Sądzisz, że dziś trudniej niż niegdyś jest wyprowadzić widza w pole - co zdarza się w "Od nowa". W ostatnich latach seriale stają się coraz bardziej wielowymiarowe i skomplikowane, przez co świadomość odbiorców też zdaje się zmieniać. Co o tym sądzisz? Trudno dziś widzów w pełni zaangażować w historię?

- Sama jestem bardzo wymagającym widzem i wiem, że jeżeli historia nie zaangażuje mnie w ciągu pierwszych 30 minut, to potem będzie jej bardzo trudno mnie do siebie przekonać. Dookoła jest mnóstwo świetnych produkcji, a to powoduje, że jako filmowiec muszę być superambitna. Ani przez chwilę nie mogę sobie pozwolić na jakąś niechlujność, nie docenić publiczności, coś pominąć. Muszę dać z siebie wszystko i cały czas celować w jak najlepszy efekt artystyczny. Tu nie ma żadnej drogi na skróty.

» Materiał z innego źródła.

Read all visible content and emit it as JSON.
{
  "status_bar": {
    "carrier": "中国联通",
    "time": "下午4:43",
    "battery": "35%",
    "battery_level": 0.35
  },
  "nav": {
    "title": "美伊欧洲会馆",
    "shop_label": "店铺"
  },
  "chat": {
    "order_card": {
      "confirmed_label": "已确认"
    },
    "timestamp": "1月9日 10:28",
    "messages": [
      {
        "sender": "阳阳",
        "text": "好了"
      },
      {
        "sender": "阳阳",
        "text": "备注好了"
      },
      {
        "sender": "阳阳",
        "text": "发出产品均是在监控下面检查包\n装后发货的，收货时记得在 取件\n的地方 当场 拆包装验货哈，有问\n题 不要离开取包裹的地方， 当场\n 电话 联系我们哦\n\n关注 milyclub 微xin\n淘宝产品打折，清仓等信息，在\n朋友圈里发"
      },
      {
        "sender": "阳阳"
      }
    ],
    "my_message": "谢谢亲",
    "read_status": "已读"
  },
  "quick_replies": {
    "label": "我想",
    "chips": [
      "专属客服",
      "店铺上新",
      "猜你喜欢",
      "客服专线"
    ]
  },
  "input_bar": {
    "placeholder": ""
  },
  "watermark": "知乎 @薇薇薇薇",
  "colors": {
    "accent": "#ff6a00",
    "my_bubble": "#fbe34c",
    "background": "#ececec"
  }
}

Chociaż akcja "Od nowa" rozgrywa się w niedostępnym dla przeciętnego widza świecie nowojorskiej elity, serial jest bliski życia, co potęguje zaangażowanie. W pierwszym odcinku pokazujesz na przykład, co się dzieje w sytuacji, gdy bohaterowie tracą ze sobą kontakt. Komórka nie odpowiada i... - nie zdradzajmy oczywiście za wiele z treści.

- Było to bardzo ciekawe dramaturgicznie zadanie. Zazwyczaj z napięciem wiąże się obecność jakiegoś zagrożenia, tymczasem w "Od nowa" przynosi je nieobecność. To trochę "wbrew sztuce", ale jednocześnie pozwala uruchomić w widzu własne doświadczenia. I tak - żyjemy w świecie, w którym cały czas jesteśmy w kontakcie. Kiedy przestajemy być dostępni, wkrada się poczucie winy. W serialu w tym momencie uruchomiona zostaje cała machina, trybiki zostają wprawione w ruch.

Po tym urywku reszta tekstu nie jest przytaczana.